On the Jetty

In his season of despair, the seaside was a study in gray: level plains of gray above and below, the sea rippled, the sky rumpled, and trapped in the narrow clarity between them a scatter of black dots that were humanity. It was cold, and not many people were out. At the farthest end of the jetty, where the sea swells that found their way around the low breakwater leaned repeatedly against the tumbles of broken stone, four silhouettes lingered as if posed, while a sailboat tilted beyond them. In the distance to either side were faded beaches stretching north and south; to the west, the restless silence of the deep. Haze obliterated the horizon: there was no end to anything, just a merging of shades of gray. On the landward side, a gray city, low-roofed and half-hidden by slouching colorless trees. No one looked that way. Human eyes have always sought the sea.
The man stood hunched in his coat halfway along the jetty, looking out at the horizon and the lowering clouds. The inside of his head felt as gray as the world he looked at, and as unpopulated. A few little black dots of thought, posed and pretentious, interrupting the sound of seawater gurgling around the rocks that held up the ragged paving. The sea and its mechanical obligations, ceaselessly practiced. It should have pleased him, but nothing pleased him any more.
He heard a faint thud of footsteps, and turned his head automatically. A slight young woman in a gray sweatsuit was walking towards the sea with an air of determination. She had short dark hair and looked almost attractive from a distance. As she came closer he noted a grim set to her face. She looked unhappy. Maybe she wanted a good word to cheer her up. He looked at her without, he hoped, staring. Maybe a single phrase could start a new life for him. Out of habit and a remnant of politeness, he kept his face neutral as she approached, looking at her out of the side of his eye. As she neared him, she generated a frown. She didn’t want to be bothered, then. He didn’t bother her. She strode past him, the seabreeze moving her hair slightly. He watched her without pretense as she walked away. His mind categorized her as not bad looking even as he began thinking of something else. What, he wasn’t sure.
The sound of water distracted him. There must have been a storm in the distance, maybe thousands of miles away to the southwest. An invisible swirl in the water suddenly rose up and slapped against the mussel-crusted stone below him, then died away with faint bubbling sounds.

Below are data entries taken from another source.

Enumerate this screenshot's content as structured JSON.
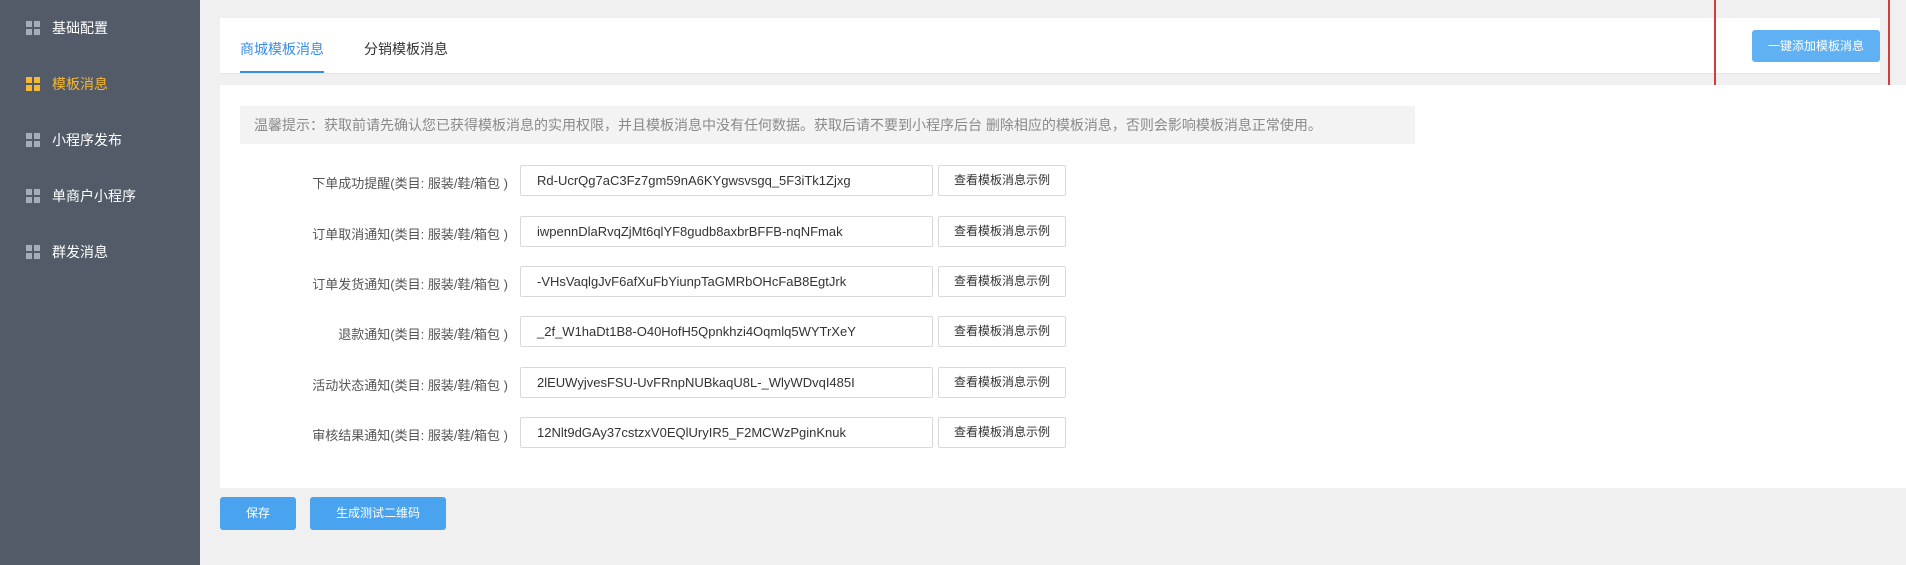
{
  "sidebar": {
    "items": [
      {
        "label": "基础配置",
        "active": false
      },
      {
        "label": "模板消息",
        "active": true
      },
      {
        "label": "小程序发布",
        "active": false
      },
      {
        "label": "单商户小程序",
        "active": false
      },
      {
        "label": "群发消息",
        "active": false
      }
    ],
    "active_color": "#f5b831"
  },
  "tabs": [
    {
      "label": "商城模板消息",
      "active": true
    },
    {
      "label": "分销模板消息",
      "active": false
    }
  ],
  "top_button_label": "一键添加模板消息",
  "hint": "温馨提示：获取前请先确认您已获得模板消息的实用权限，并且模板消息中没有任何数据。获取后请不要到小程序后台 删除相应的模板消息，否则会影响模板消息正常使用。",
  "rows": [
    {
      "label": "下单成功提醒(类目: 服装/鞋/箱包 )",
      "value": "Rd-UcrQg7aC3Fz7gm59nA6KYgwsvsgq_5F3iTk1Zjxg",
      "button": "查看模板消息示例"
    },
    {
      "label": "订单取消通知(类目: 服装/鞋/箱包 )",
      "value": "iwpennDlaRvqZjMt6qlYF8gudb8axbrBFFB-nqNFmak",
      "button": "查看模板消息示例"
    },
    {
      "label": "订单发货通知(类目: 服装/鞋/箱包 )",
      "value": "-VHsVaqlgJvF6afXuFbYiunpTaGMRbOHcFaB8EgtJrk",
      "button": "查看模板消息示例"
    },
    {
      "label": "退款通知(类目: 服装/鞋/箱包 )",
      "value": "_2f_W1haDt1B8-O40HofH5Qpnkhzi4Oqmlq5WYTrXeY",
      "button": "查看模板消息示例"
    },
    {
      "label": "活动状态通知(类目: 服装/鞋/箱包 )",
      "value": "2lEUWyjvesFSU-UvFRnpNUBkaqU8L-_WlyWDvqI485I",
      "button": "查看模板消息示例"
    },
    {
      "label": "审核结果通知(类目: 服装/鞋/箱包 )",
      "value": "12Nlt9dGAy37cstzxV0EQlUryIR5_F2MCWzPginKnuk",
      "button": "查看模板消息示例"
    }
  ],
  "bottom_buttons": {
    "save": "保存",
    "qrcode": "生成测试二维码"
  },
  "colors": {
    "primary": "#4aa3ee",
    "sidebar_bg": "#535b68",
    "highlight_box": "#d43b3b"
  }
}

When he looked up again, there were five figures at the end of the jetty, four together, and one smaller one by itself.
That was why he had stopped at the fishing platform halfway out on the jetty. He had wanted to be alone. Maybe he had wanted to be alone.
He was waiting for a sort of tide to carry his thoughts out of the backwater where they had been circling for hours. The slow rise and ease of the literal tide might do it. An invisible breeze leaned down and kissed the gray water in the middle of the marina channel; it responded with a cold ripple that died away almost instantly. A fattish floating bird ruffled its feathers and shook its tail, then dove under the water to reappear farther off, beady-eyed and complacent. He heard the whistling call of some other bird that he couldn’t see. A movement caught his eye: four men walking back along the jetty, slouched in the cold. Three of them wore knit hats; they all stared at the ground as they walked silently by, carrying fishing poles. The gray of the sea had made them mute, he thought. That was good: he would not have liked to hear chatter on a day like this. He looked to the end of the jetty: there was a lone figure showing black against the blurred horizon beyond the breakwater.
Another sailboat tilted past. His eyes followed it as it labored slowly out to sea in the sullen breeze. He made himself watch it patiently till it passed the marker buoy that floated crookedly beyond the breakwater. He knew that if he watched it long enough it would blur into the haze and be gone from view. Its sail gave a lazy flap as it turned slightly, then filled again. The helmsman had let his attention drift for a moment, then caught himself. He watched it sail away. After a long while, it faded into the gray. The breeze touched him with cold fingers, and he turned his collar up. Maybe it would rain. It might be time to leave.
The small sound of voices came to him, frantic-sounding shouts in the distance. He looked towards the end of the jetty. A small skiff was nosed up against the breakwater, and a sailboat had dropped its sails. A man in the sailboat was gesturing at the man in the skiff. Another man dove off the sailboat into the water. He couldn’t understand what they were saying, but the pantomime was obvious. He heard a siren and looked behind him: a Harbor Patrol boat surged into view, throwing white water from its bows. Its flashing cop lights looked out of place in the gray. He looked back towards the end of the jetty. There was no one there, no silhouette; the girl was gone.
A sensation of electric emptiness whirled in his belly. He would not see the girl in gray as she walked back to the city, never speak to her, never know her name or why she was angry. He looked at the end of the jetty and the futile frenzies of the men on the boats. He decided he wouldn’t read the newspaper the next morning. Better not to know.